I really need to learn what to say when someone dies. I need to learn out to console without sounding like an asshole. I only have one pitch in this play "Sorry for your loss." Someone beat me to it. I cannot think on my feet on this subject. I can't stop and give it long thought and get anywhere either.
Wrong things
- So and so is in a better place.
- Hope you feel better soon.
- The person who died (OK if volunteered by the bereaved)
- What happened?
- How did they go?
- Did you say goodbye
- Did they have time to prepare?
- At least they didn't suffer.
- Anything to do with money.
- Did they have insurance?
- Did they have a will?
- Anything to do with relationships.
- Were you close.
- Will you speak at the funeral?
- Anything about litigation.
Maybe
- Let me know if I can help with anything.
- I'm sorry to hear that.
Right things
- Sorry for your loss.
The structure of this encounter is completely one sided. It is one of the few times that the encounter is supposed to be mono directional.
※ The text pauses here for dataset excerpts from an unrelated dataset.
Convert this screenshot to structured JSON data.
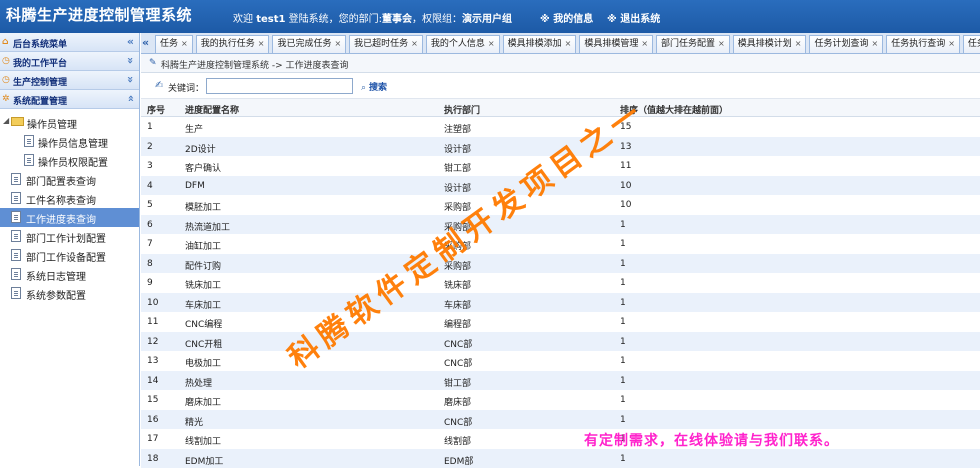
{
  "header": {
    "app_title": "科腾生产进度控制管理系统",
    "welcome_prefix": "欢迎 ",
    "username": "test1",
    "welcome_mid": " 登陆系统，您的部门:",
    "department": "董事会",
    "welcome_group": "，权限组：",
    "group": "演示用户组",
    "my_info": "※ 我的信息",
    "logout": "※ 退出系统"
  },
  "sidebar": {
    "panels": [
      {
        "label": "后台系统菜单",
        "icon": "home-icon",
        "chevron": "«"
      },
      {
        "label": "我的工作平台",
        "icon": "clock-icon",
        "chevron": "»"
      },
      {
        "label": "生产控制管理",
        "icon": "clock-icon",
        "chevron": "»"
      },
      {
        "label": "系统配置管理",
        "icon": "gear-icon",
        "chevron": "»"
      }
    ],
    "tree": [
      {
        "label": "操作员管理",
        "type": "folder"
      },
      {
        "label": "操作员信息管理",
        "type": "leaf"
      },
      {
        "label": "操作员权限配置",
        "type": "leaf"
      },
      {
        "label": "部门配置表查询",
        "type": "page"
      },
      {
        "label": "工件名称表查询",
        "type": "page"
      },
      {
        "label": "工作进度表查询",
        "type": "page",
        "active": true
      },
      {
        "label": "部门工作计划配置",
        "type": "page"
      },
      {
        "label": "部门工作设备配置",
        "type": "page"
      },
      {
        "label": "系统日志管理",
        "type": "page"
      },
      {
        "label": "系统参数配置",
        "type": "page"
      }
    ]
  },
  "tabs": [
    "任务",
    "我的执行任务",
    "我已完成任务",
    "我已超时任务",
    "我的个人信息",
    "模具排模添加",
    "模具排模管理",
    "部门任务配置",
    "模具排模计划",
    "任务计划查询",
    "任务执行查询",
    "任务完"
  ],
  "breadcrumb": "科腾生产进度控制管理系统 -> 工作进度表查询",
  "search": {
    "label": "关键词：",
    "value": "",
    "placeholder": "",
    "button": "搜索"
  },
  "table": {
    "columns": [
      "序号",
      "进度配置名称",
      "执行部门",
      "排序（值越大排在越前面）"
    ],
    "rows": [
      [
        "1",
        "生产",
        "注塑部",
        "15"
      ],
      [
        "2",
        "2D设计",
        "设计部",
        "13"
      ],
      [
        "3",
        "客户确认",
        "钳工部",
        "11"
      ],
      [
        "4",
        "DFM",
        "设计部",
        "10"
      ],
      [
        "5",
        "模胚加工",
        "采购部",
        "10"
      ],
      [
        "6",
        "热流道加工",
        "采购部",
        "1"
      ],
      [
        "7",
        "油缸加工",
        "采购部",
        "1"
      ],
      [
        "8",
        "配件订购",
        "采购部",
        "1"
      ],
      [
        "9",
        "铣床加工",
        "铣床部",
        "1"
      ],
      [
        "10",
        "车床加工",
        "车床部",
        "1"
      ],
      [
        "11",
        "CNC编程",
        "编程部",
        "1"
      ],
      [
        "12",
        "CNC开粗",
        "CNC部",
        "1"
      ],
      [
        "13",
        "电极加工",
        "CNC部",
        "1"
      ],
      [
        "14",
        "热处理",
        "钳工部",
        "1"
      ],
      [
        "15",
        "磨床加工",
        "磨床部",
        "1"
      ],
      [
        "16",
        "精光",
        "CNC部",
        "1"
      ],
      [
        "17",
        "线割加工",
        "线割部",
        "1"
      ],
      [
        "18",
        "EDM加工",
        "EDM部",
        "1"
      ]
    ]
  },
  "watermark": {
    "diagonal": "科腾软件定制开发项目之一",
    "bottom": "有定制需求，在线体验请与我们联系。"
  },
  "colors": {
    "header_bg": "#1d5aa6",
    "active_item": "#5f8fd4",
    "watermark_orange": "#ff7a00",
    "watermark_pink": "#ff22cc"
  }
}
All emotion is to flow basically one way. The hurt party is to receive all positive emotion and supportive statements. Any statement that takes from that will be perceived as incorrect or as some kind of attack. Questions are very difficult. Do you touch the bereaved? There are no set rules for some of this. The best thing would be experience. I do not wish experience of this kind on any one.
Suggestions are welcome. Don't hold punches. I need to have these things to say near the top of the response list so they can be recalled without hesitation. Is there someone I can ask about this kind of thing. I need the kind of help that Big Bang Theory characters need on this one.